If you have lost the love of your life and are wondering how you will be able to move on without them, I can tell you from my personal experience, that you will. Having lost my husband to dementia after 42 years of marriage, what I know is that it will take time and patience with yourself, and above all, compassion for the difficult journey you are on. Giving ourselves the same kind of care we would naturally extend to another is key to being able to move through today and into tomorrow. There are certain steps that I took, baby steps in the beginning, to work myself out of the anxiety and depression that came along with my loss. When my husband and I received the diagnosis of his rare form of dementia, called Pick's Disease, my life slid into a black hole. Everything changed. Everything! And I kicked and screamed to avoid the truth that my life would never be the same and that trying to keep it that way was a ridiculous impossibility.
Over the next days, weeks, months and years I worked with myself in a particular way to find my passion for life again. I kept notes of what I was doing and feeling and eventually they became my book: Moving to the Center of the Bed: The Artful Creation of a Life Alone.
I had never lived alone. Like many women of my generation, I had gone from my father's house to my husband's. I love solitude and need it to do my creative work, but I had never experienced the stunning silence of aloneness before the door closed on life as I had known it. For the first time, I was without my husband and alone in a small apartment where I'd gone after he entered a dementia facility. It was in that place that I learned how to live again, how to deal with what had come to me and to make my life purposeful and rewarding again.

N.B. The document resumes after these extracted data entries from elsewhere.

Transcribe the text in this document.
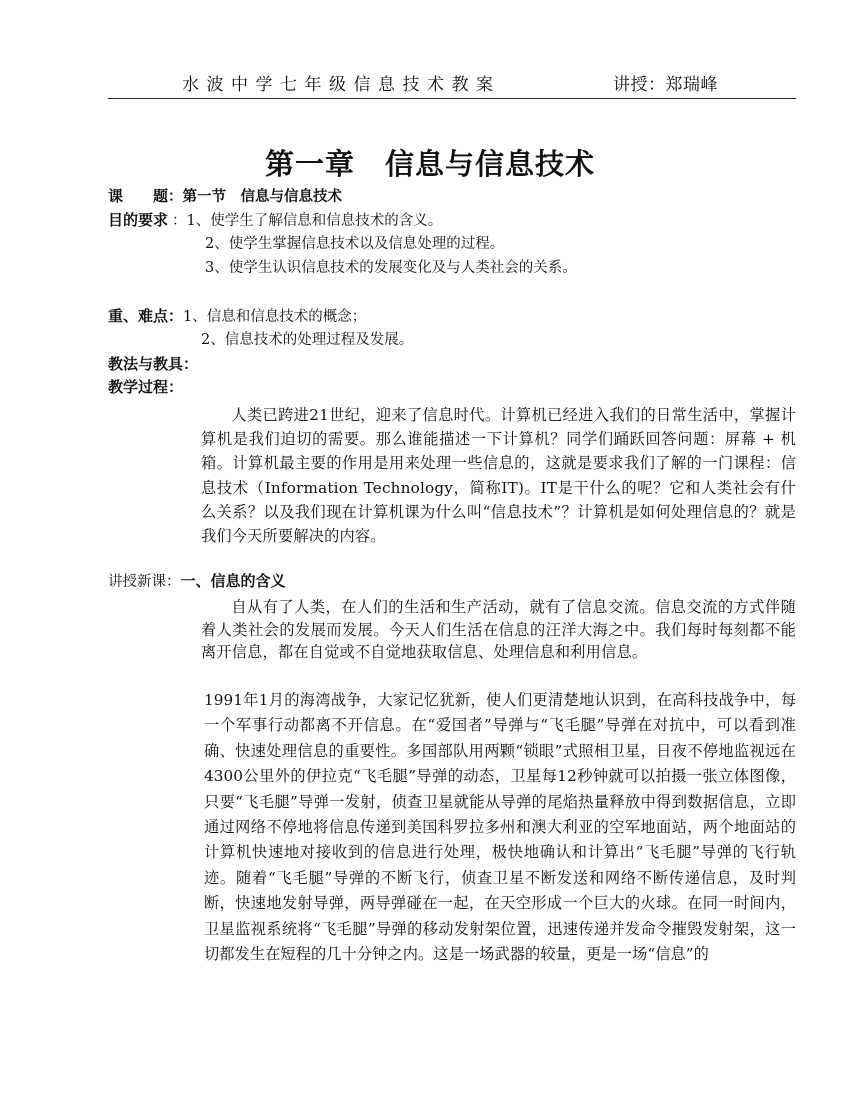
水波中学七年级信息技术教案	讲授：郑瑞峰
第一章　信息与信息技术
课　　题：第一节　信息与信息技术
目的要求 ：1、使学生了解信息和信息技术的含义。
2、使学生掌握信息技术以及信息处理的过程。
3、使学生认识信息技术的发展变化及与人类社会的关系。
重、难点：1、信息和信息技术的概念；
2、信息技术的处理过程及发展。
教法与教具：
教学过程：

人类已跨进21世纪，迎来了信息时代。计算机已经进入我们的日常生活中，掌握计算机是我们迫切的需要。那么谁能描述一下计算机？同学们踊跃回答问题：屏幕 + 机箱。计算机最主要的作用是用来处理一些信息的，这就是要求我们了解的一门课程：信息技术（Information Technology，简称IT)。IT是干什么的呢？它和人类社会有什么关系？以及我们现在计算机课为什么叫“信息技术”？计算机是如何处理信息的？就是我们今天所要解决的内容。

讲授新课：一、信息的含义

自从有了人类，在人们的生活和生产活动，就有了信息交流。信息交流的方式伴随着人类社会的发展而发展。今天人们生活在信息的汪洋大海之中。我们每时每刻都不能离开信息，都在自觉或不自觉地获取信息、处理信息和利用信息。

1991年1月的海湾战争，大家记忆犹新，使人们更清楚地认识到，在高科技战争中，每一个军事行动都离不开信息。在“爱国者”导弹与“飞毛腿”导弹在对抗中，可以看到准确、快速处理信息的重要性。多国部队用两颗“锁眼”式照相卫星，日夜不停地监视远在4300公里外的伊拉克“飞毛腿”导弹的动态，卫星每12秒钟就可以拍摄一张立体图像，只要“飞毛腿”导弹一发射，侦查卫星就能从导弹的尾焰热量释放中得到数据信息，立即通过网络不停地将信息传递到美国科罗拉多州和澳大利亚的空军地面站，两个地面站的计算机快速地对接收到的信息进行处理，极快地确认和计算出“飞毛腿”导弹的飞行轨迹。随着“飞毛腿”导弹的不断飞行，侦查卫星不断发送和网络不断传递信息，及时判断，快速地发射导弹，两导弹碰在一起，在天空形成一个巨大的火球。在同一时间内，卫星监视系统将“飞毛腿”导弹的移动发射架位置，迅速传递并发命令摧毁发射架，这一切都发生在短程的几十分钟之内。这是一场武器的较量，更是一场“信息”的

My plan in this blog is to outline how I did what I did and to invite you to ask questions so that I can be of help. Today I want to suggest that you do what is perhaps the most difficult thing you will have to do: sit still and feel all the feelings. Let them happen. Cry, rage, do whatever it takes, but don't run from them. We all try to avoid the pain and sorrow, the depression and anxiety that come from such a loss. But, there is no avoiding the dark places because eventually, no matter how hard we try, the feelings, not dealt with, will remain. I am not a psychologist. My personal experience is what has taught me everything I will tell you here. You will have to decide if what helped me will help you. I had help; therapy; supportive family and friends, but so many of the 'friends' and colleagues I had shared with my husband walked away when he was diagnosed and never returned. It was the most terrible time of my life and I knew that I would have to find the courage and strength to live my life alone or not survive.
Moving to the Center of the Bed is a metaphor for finding that courage and strength, which is in all of us. Yes, it's in you as well. You will find it. And I'll help if I can.